Chapter 2. Introducing XAML: A Declarative Way to Create Windows UIs

Before the appearance of .NET 3.0, web applications were written with "markup languages" such as HTML and Windows applications were not. We may have dragged controls onto forms, but the creation of the controls and their properties was managed by the development environment, or you instantiated them programmatically at runtime.

.NET 3.0 changed all that with the introduction of the eXtensible Application Markup Language, or XAML (pronounced "zamel," to rhyme with "camel"). There are two key things to know about XAML:

  1. It is a markup language for creating Windows applications, just as HTML is a markup language for creating web applications.

  2. Almost every XAML object has a corresponding Common Language Runtime (CLR) object; most of what you can create declaratively in XAML you can also create programmatically in C#, and vice versa.
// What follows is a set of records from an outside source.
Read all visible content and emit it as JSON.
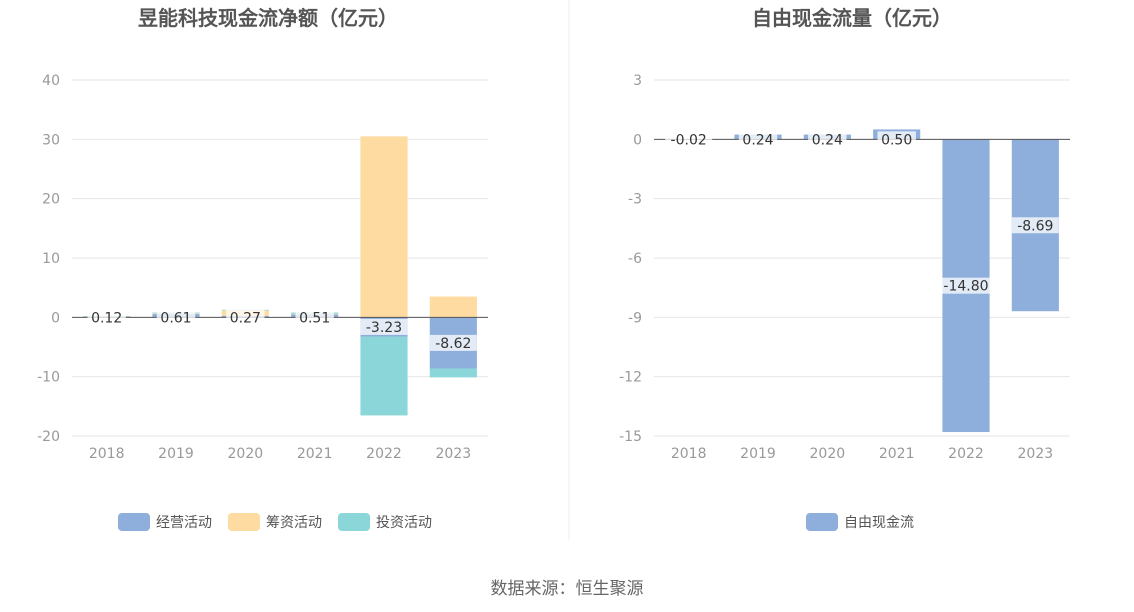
{
  "source_prefix": "数据来源：",
  "source_name": "恒生聚源",
  "chart_data": [
    {
      "type": "bar",
      "title": "昱能科技现金流净额（亿元）",
      "categories": [
        "2018",
        "2019",
        "2020",
        "2021",
        "2022",
        "2023"
      ],
      "ylim": [
        -20,
        40
      ],
      "yticks": [
        40,
        30,
        20,
        10,
        0,
        -10,
        -20
      ],
      "grid": true,
      "legend_position": "bottom",
      "series": [
        {
          "name": "经营活动",
          "color": "#8eaedb",
          "values": [
            0.12,
            0.61,
            0.27,
            0.51,
            -3.23,
            -8.62
          ]
        },
        {
          "name": "筹资活动",
          "color": "#fedba0",
          "values": [
            0.05,
            0.1,
            0.9,
            0.1,
            30.5,
            3.5
          ]
        },
        {
          "name": "投资活动",
          "color": "#8ad6d8",
          "values": [
            0.05,
            0.1,
            0.1,
            0.2,
            -13.3,
            -1.5
          ]
        }
      ],
      "data_labels": [
        "0.12",
        "0.61",
        "0.27",
        "0.51",
        "-3.23",
        "-8.62"
      ]
    },
    {
      "type": "bar",
      "title": "自由现金流量（亿元）",
      "categories": [
        "2018",
        "2019",
        "2020",
        "2021",
        "2022",
        "2023"
      ],
      "ylim": [
        -15,
        3
      ],
      "yticks": [
        3,
        0,
        -3,
        -6,
        -9,
        -12,
        -15
      ],
      "grid": true,
      "legend_position": "bottom",
      "series": [
        {
          "name": "自由现金流",
          "color": "#8eaedb",
          "values": [
            -0.02,
            0.24,
            0.24,
            0.5,
            -14.8,
            -8.69
          ]
        }
      ],
      "data_labels": [
        "-0.02",
        "0.24",
        "0.24",
        "0.50",
        "-14.80",
        "-8.69"
      ]
    }
  ]
}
The goal of this chapter is to provide an overview of XAML and how it is used in creating user experiences. By the end of this chapter you should have an appreciation of XAML as a declarative language, an understanding of the basic elements and attributes that you are likely to encounter when writing a .NET 3.5 application, and a fundamental appreciation for hand-crafting meaningful XAML applications. We will not cover every element in the XAML vocabulary, but we will cover the entire landscape of XAML, demonstrating all of its significant capabilities.